Specialized vient de présenter la Power Mirror, une nouvelle selle qui a la particularité d’avoir son rembourrage intégralement imprimé en 3D. Quelques mois après Fizik, c’est la deuxième marque d’envergure à se lancer dans l’aventure de l’impression 3D pour les selles. Quel est l’intérêt de cette technologie ? Ce procédé peut-il encore se développer pour nos composants ? Vojo s’est penché sur la question.

L’impression 3D, ce sont tous ces différents procédés qui permettent de fabriquer un objet en ajoutant ou en agglomérant de la matière (d’où le nom de fabrication additive), plutôt qu’en partant d’une base qui est ensuite creusée, coupée, taillée… La technologie a fait ses premiers pas dans les années 80, avec le premier brevet sur le sujet en 1984 et la première imprimante 3D en 1988, mais ce n’est que depuis 2010 environ que les choses se sont réellement accélérées.

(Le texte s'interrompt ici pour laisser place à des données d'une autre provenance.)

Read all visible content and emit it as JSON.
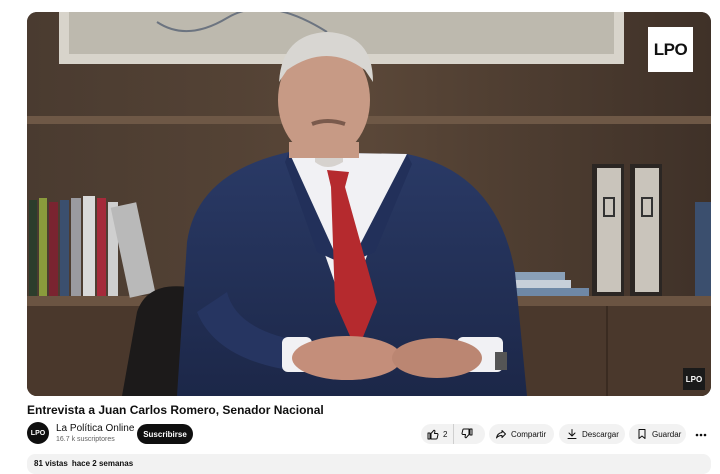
{
  "video": {
    "logo_top": "LPO",
    "logo_corner": "LPO",
    "title": "Entrevista a Juan Carlos Romero, Senador Nacional"
  },
  "channel": {
    "avatar_text": "LPO",
    "name": "La Política Online",
    "subscribers": "16.7 k suscriptores",
    "subscribe_label": "Suscribirse"
  },
  "actions": {
    "like_count": "2",
    "share_label": "Compartir",
    "download_label": "Descargar",
    "save_label": "Guardar"
  },
  "description": {
    "views": "81 vistas",
    "date": "hace 2 semanas"
  },
  "icons": [
    "thumbs-up-icon",
    "thumbs-down-icon",
    "share-icon",
    "download-icon",
    "bookmark-icon",
    "more-icon"
  ]
}
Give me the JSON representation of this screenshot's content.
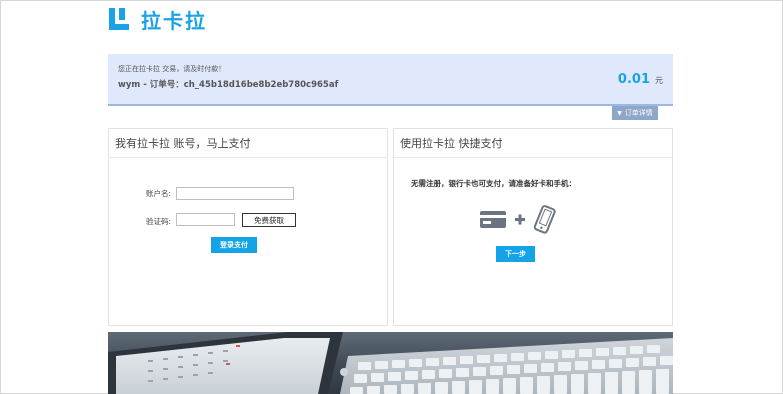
{
  "brand": {
    "name": "拉卡拉",
    "color": "#1aa3e4"
  },
  "order": {
    "notice": "您正在拉卡拉 交易，请及时付款！",
    "order_line": "wym - 订单号：ch_45b18d16be8b2eb780c965af",
    "amount": "0.01",
    "currency": "元",
    "detail_label": "订单详情"
  },
  "account_panel": {
    "title": "我有拉卡拉 账号，马上支付",
    "account_label": "账户名:",
    "account_value": "",
    "code_label": "验证码:",
    "code_value": "",
    "get_code_label": "免费获取",
    "login_pay_label": "登录支付"
  },
  "quick_panel": {
    "title": "使用拉卡拉 快捷支付",
    "note": "无需注册，银行卡也可支付，请准备好卡和手机：",
    "next_label": "下一步",
    "icons": [
      "bank-card-icon",
      "plus-icon",
      "mobile-phone-icon"
    ]
  },
  "colors": {
    "accent": "#13a3e6",
    "banner_bg": "#dfe9fb",
    "detail_btn": "#8ea6c9"
  }
}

Fabrication additive par dépôt de fil fondu.

Si les techniques et les matériaux diffèrent, le procédé de base est presque toujours le même : il consiste à « empiler » de très fines couches de matériau, jusqu’à former l’objet voulu. Aujourd’hui, on distingue 3 grandes familles de procédés de fabrication additive :

  • La solidification d’une résine grâce à une lumière ou un laser : un laser se promène dans un « bain » de résine sensible à la lumière (ou photopolymère) pour former l’objet couche par couche. Lorsqu’une couche est terminée, le plateau descend dans le bain et le laser solidifie la couche suivante par-dessus.
  • La solidification et l’agglomération d’une poudre grâce à un laser : même principe qu’avec une résine, le laser chauffe la poudre pour agglomérer et souder les grains entre eux. La plupart du temps, on utilise la technique du frittage, c’est-à-dire qu’on chauffe les grains sans les faire fondre, mais certains procédés fonctionnent par fusion.
  • Le dépôt de fil fondu : l’imprimante chauffe un fil thermoplastique pour le déposer couche par couche sur une plaque de façon à former l’objet voulu. Une fois déposé, le fil refroidit rapidement et se solidifie, ce qui permet de déposer la couche suivante.

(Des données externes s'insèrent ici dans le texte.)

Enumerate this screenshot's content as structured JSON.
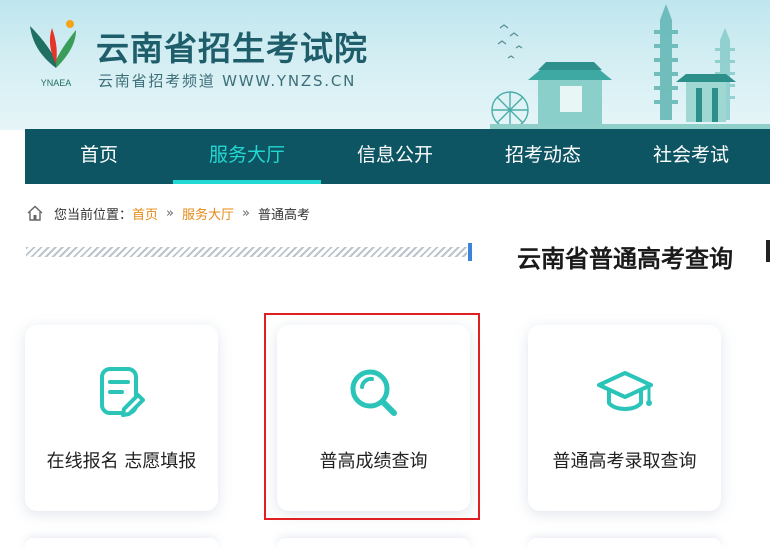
{
  "header": {
    "logo_text": "YNAEA",
    "title": "云南省招生考试院",
    "subtitle": "云南省招考频道 WWW.YNZS.CN"
  },
  "nav": {
    "items": [
      {
        "label": "首页"
      },
      {
        "label": "服务大厅"
      },
      {
        "label": "信息公开"
      },
      {
        "label": "招考动态"
      },
      {
        "label": "社会考试"
      }
    ]
  },
  "breadcrumb": {
    "prefix": "您当前位置：",
    "items": [
      "首页",
      "服务大厅",
      "普通高考"
    ],
    "separator": "»"
  },
  "section": {
    "title": "云南省普通高考查询"
  },
  "cards": [
    {
      "label": "在线报名 志愿填报",
      "icon": "form-edit-icon"
    },
    {
      "label": "普高成绩查询",
      "icon": "search-icon"
    },
    {
      "label": "普通高考录取查询",
      "icon": "graduation-cap-icon"
    }
  ],
  "colors": {
    "nav_bg": "#0d5563",
    "nav_active": "#21d8d2",
    "icon_teal": "#2bc4b8",
    "breadcrumb_link": "#e58a16",
    "highlight_border": "#e02020"
  }
}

Fizik et Specialized font tous deux appel à la même technique, la solidification d’une résine grâce à un laser en structure type « nid d’abeille » à différentes densités suivant la place sur la selle. De la même façon, l’argumentaire pour justifier le choix de cette technologie est similaire chez les deux marques : elles estiment qu’elles sont arrivées aux limites de ce qu’il est possible de faire avec des mousses et la fabrication additive leur permet de bien mieux contrôler le rembourrage de leur selle pour les rendre plus confortables et plus durables sans faire grimper le poids.

La construction est également similaire avec une coque et des rails en carbone dans les deux cas, à la fois pour le poids et la déformation de la coque, quelque chose d’aussi important que le rembourrage lorsqu’on parle de confort d’assise. Seuls les dimensions et le poids diffèrent vraiment, puisque la Fizik est disponible en largeur de 139 mm (147 g) ou 146 mm (154 g) alors que la Specialized est un peu plus large : 143 mm (190 g) ou 155 mm (194 g). Côté prix, les deux modèles représentent le tout haut de gamme de leurs fabricants et comme toute innovation, le prix est (très) élevé : 390 € pour la Fizik et 399,90 € pour la Specialized.

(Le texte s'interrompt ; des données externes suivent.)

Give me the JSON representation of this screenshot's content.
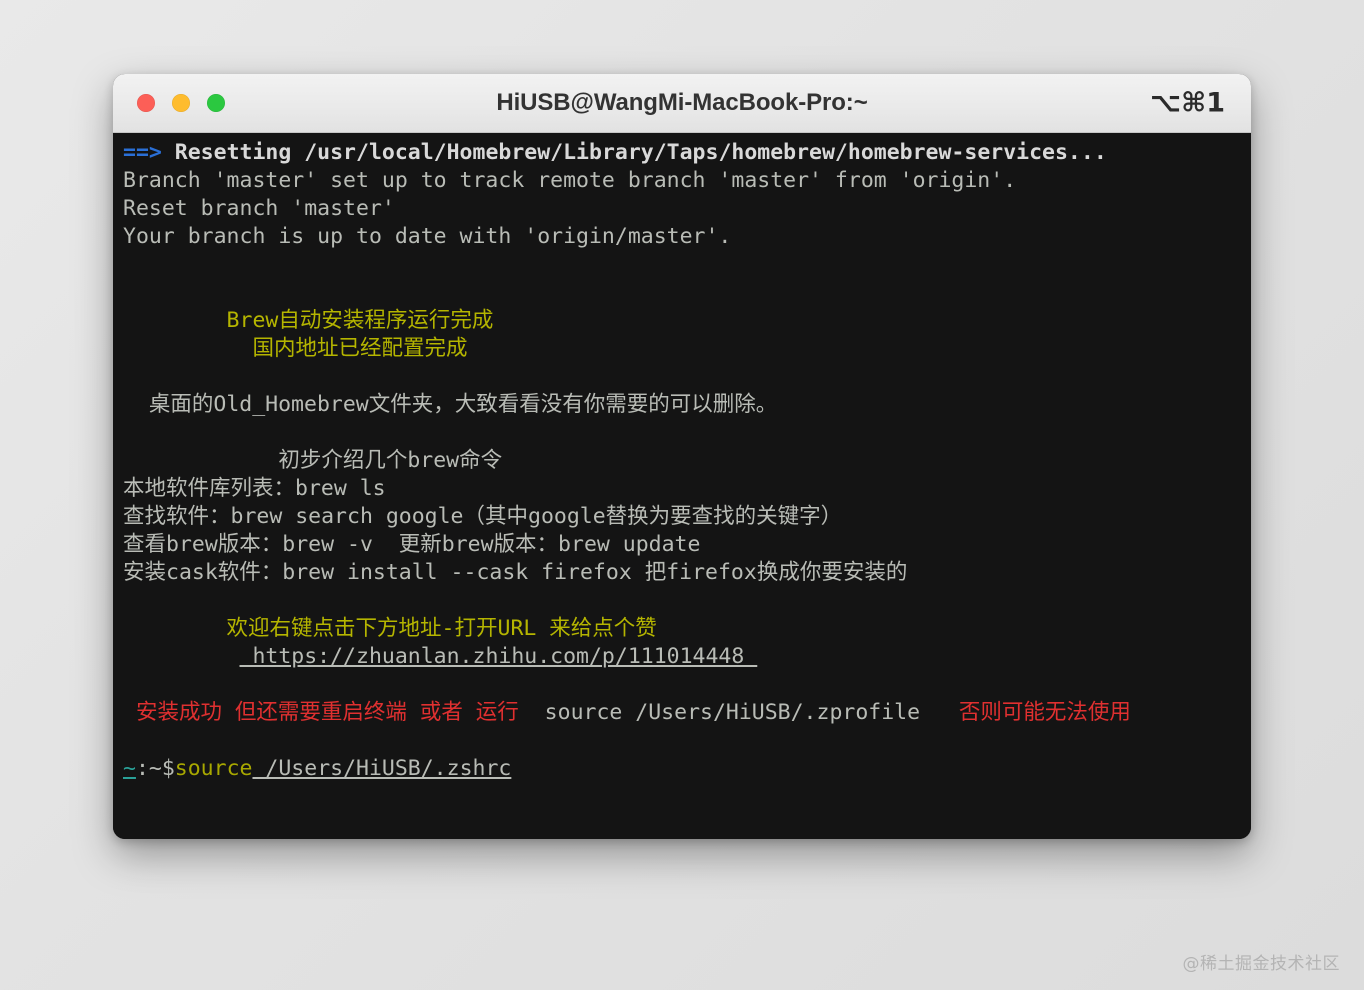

Au-delà de ces deux selles révolutionnaires, ces nouveautés sont surtout le signe d’importants changements à venir dans la façon dont sont conçus nos vélos et nos composants. Jusque-là, l’impression 3D était l’apanage d’artisans ou de petites marques qui misaient sur la personnalisation pour de petits volumes. Que des grandes marques comme Fizik et surtout Specialized commencent à miser sur la fabrication additive montre que la technologie est prête et maîtrisée, ce qui signifie que son usage risque de progresser et de se développer rapidement. La question qui se pose désormais, c’est de savoir si d’ici quelques années, nous aurons tous des vélos et des composants parfaitement adaptés à nos caractéristiques personnelles.

Les deux fabricants ne comptent pour l’instant dans leur gamme que le modèle de série, en deux largeurs et sans aucune personnalisation, mais tous deux reconnaissent que l’étape suivante sera de proposer aux clients de personnaliser leur selle, en passant dans un magasin spécialement équipé par exemple.

Une équipe de scientifiques des universités du Wisconsin et de Caroline du Nord, aux Etats-Unis, s’est également penchée sur la question et a poussé jusqu’à chercher comment il serait possible de fabriquer une selle entière par fabrication additive. Leurs résultats, présentés lors la dernière conférence technique (virtuelle) de la Société des Ingénieurs Plasticiens en avril 2020, sont prometteurs.

La selle est en bleu, les support en violet. Chen et al., 3D Printed Hybrid Composite Structures – Design and Optimization of a Bike Saddle, April 2020

Le procédé de départ est le même que celui utilisé par Fizik et Specialized : faire durcir une résine (ici à base d’epoxy) couche par couche jusqu’à lui faire prendre la forme d’une selle. Des adaptations sur la forme ont dû être faites pour l’impression 3D, comme une partie parfaitement plane à l’arrière de la selle pour faire le lien avec le support, mais de manière générale, le design de la selle n’a pas été beaucoup affecté.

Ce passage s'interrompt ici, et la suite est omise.